Police investigating the crash said that Luigi-Gino Fasulo's desperation could have led him to commit suicide.
A deputy chief of Milan police, Giuseppe De Angelis, said police could not rule out the theory that Fasulo had committed suicide because of his economic ups and downs.
The suicide theory was first raised by Fasulo's son, Marco, who was quoted in an Italian daily newspaper as saying his father may have taken his life because he felt cheated.
Fasulo, who comes from the Swiss town of Pregassona, had reportedly lent the money to a business associate, who was supposed to repay the loan on to an Austrian bank account.
On Thursday morning, just hours before the crash, Fasulo and one of his sons tried to file a complaint about the missing money with police in the northern Italian town of Como. But the authorities told him they couldn't do anything about something that had occurred in Austria.
The 67-year-old Fasulo was in desperate financial straits. He had put his plane up for sale on an Internet site for SFr115,000.
His company "Playmatic", which is a distributor of automatic machines such as jukeboxes, has been in liquidation since March.
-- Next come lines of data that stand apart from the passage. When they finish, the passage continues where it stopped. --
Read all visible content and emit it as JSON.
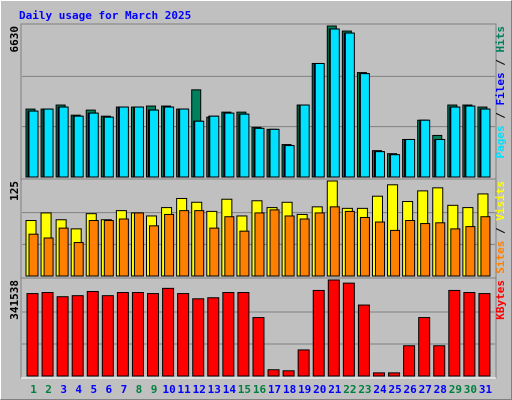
{
  "chart_data": {
    "type": "bar",
    "title": "Daily usage for March 2025",
    "categories": [
      "1",
      "2",
      "3",
      "4",
      "5",
      "6",
      "7",
      "8",
      "9",
      "10",
      "11",
      "12",
      "13",
      "14",
      "15",
      "16",
      "17",
      "18",
      "19",
      "20",
      "21",
      "22",
      "23",
      "24",
      "25",
      "26",
      "27",
      "28",
      "29",
      "30",
      "31"
    ],
    "label_color": "#0000ff",
    "weekend_label_color": "#008040",
    "weekend_categories": [
      "1",
      "2",
      "8",
      "9",
      "15",
      "16",
      "22",
      "23",
      "29",
      "30"
    ],
    "legend_separator": " / ",
    "panels": [
      {
        "ylim": [
          0,
          6630
        ],
        "yticks": [
          6630
        ],
        "series": [
          {
            "name": "Hits",
            "color": "#00805c",
            "values": [
              2982,
              2982,
              3160,
              2715,
              2937,
              2670,
              3071,
              3071,
              3115,
              3115,
              2982,
              3827,
              2626,
              2848,
              2848,
              2181,
              2092,
              1424,
              3160,
              4984,
              6630,
              6408,
              4584,
              1157,
              1024,
              1647,
              2492,
              1825,
              3160,
              3160,
              3071
            ]
          },
          {
            "name": "Files",
            "color": "#0000ff",
            "values": [
              2893,
              2982,
              3071,
              2670,
              2804,
              2626,
              3071,
              3071,
              2937,
              3071,
              2982,
              2448,
              2670,
              2804,
              2759,
              2136,
              2092,
              1380,
              3160,
              4984,
              6497,
              6319,
              4539,
              1113,
              979,
              1647,
              2492,
              1647,
              3071,
              3115,
              2982
            ]
          },
          {
            "name": "Pages",
            "color": "#00e0ff",
            "values": [
              2893,
              2982,
              3071,
              2670,
              2804,
              2626,
              3071,
              3071,
              2937,
              3071,
              2982,
              2448,
              2670,
              2804,
              2759,
              2136,
              2092,
              1380,
              3160,
              4984,
              6497,
              6319,
              4539,
              1113,
              979,
              1647,
              2492,
              1647,
              3071,
              3115,
              2982
            ]
          }
        ]
      },
      {
        "ylim": [
          0,
          125
        ],
        "yticks": [
          125
        ],
        "series": [
          {
            "name": "Visits",
            "color": "#ffff00",
            "values": [
              73,
              83,
              74,
              62,
              82,
              74,
              86,
              83,
              79,
              90,
              102,
              97,
              85,
              101,
              79,
              99,
              90,
              97,
              81,
              91,
              125,
              89,
              89,
              105,
              120,
              98,
              112,
              116,
              93,
              90,
              108
            ]
          },
          {
            "name": "Sites",
            "color": "#ff8000",
            "values": [
              55,
              50,
              63,
              44,
              73,
              73,
              75,
              83,
              66,
              81,
              86,
              86,
              63,
              78,
              59,
              83,
              87,
              79,
              75,
              83,
              91,
              85,
              77,
              71,
              60,
              73,
              69,
              70,
              62,
              65,
              78
            ]
          }
        ]
      },
      {
        "ylim": [
          0,
          341538
        ],
        "yticks": [
          341538
        ],
        "series": [
          {
            "name": "KBytes",
            "color": "#ff0000",
            "values": [
              293248,
              296960,
              282112,
              285824,
              300672,
              285824,
              296960,
              296960,
              293248,
              311808,
              293248,
              274688,
              278400,
              296960,
              296960,
              207872,
              22272,
              18560,
              92800,
              304384,
              341538,
              330368,
              252416,
              11136,
              11136,
              107648,
              207872,
              107648,
              304384,
              296960,
              293248
            ]
          }
        ]
      }
    ]
  }
}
The crash killed three people - including the pilot - and left dozens of people injured. It was initially feared to be the work of terrorists, sparking memories of the September 11 attacks in the United States.
The crash was the second air incident to hit Milan in seven months. In October last year, a Scandinavian SAS plane collided with a small private plane on the runway in Linate, killing 118 people.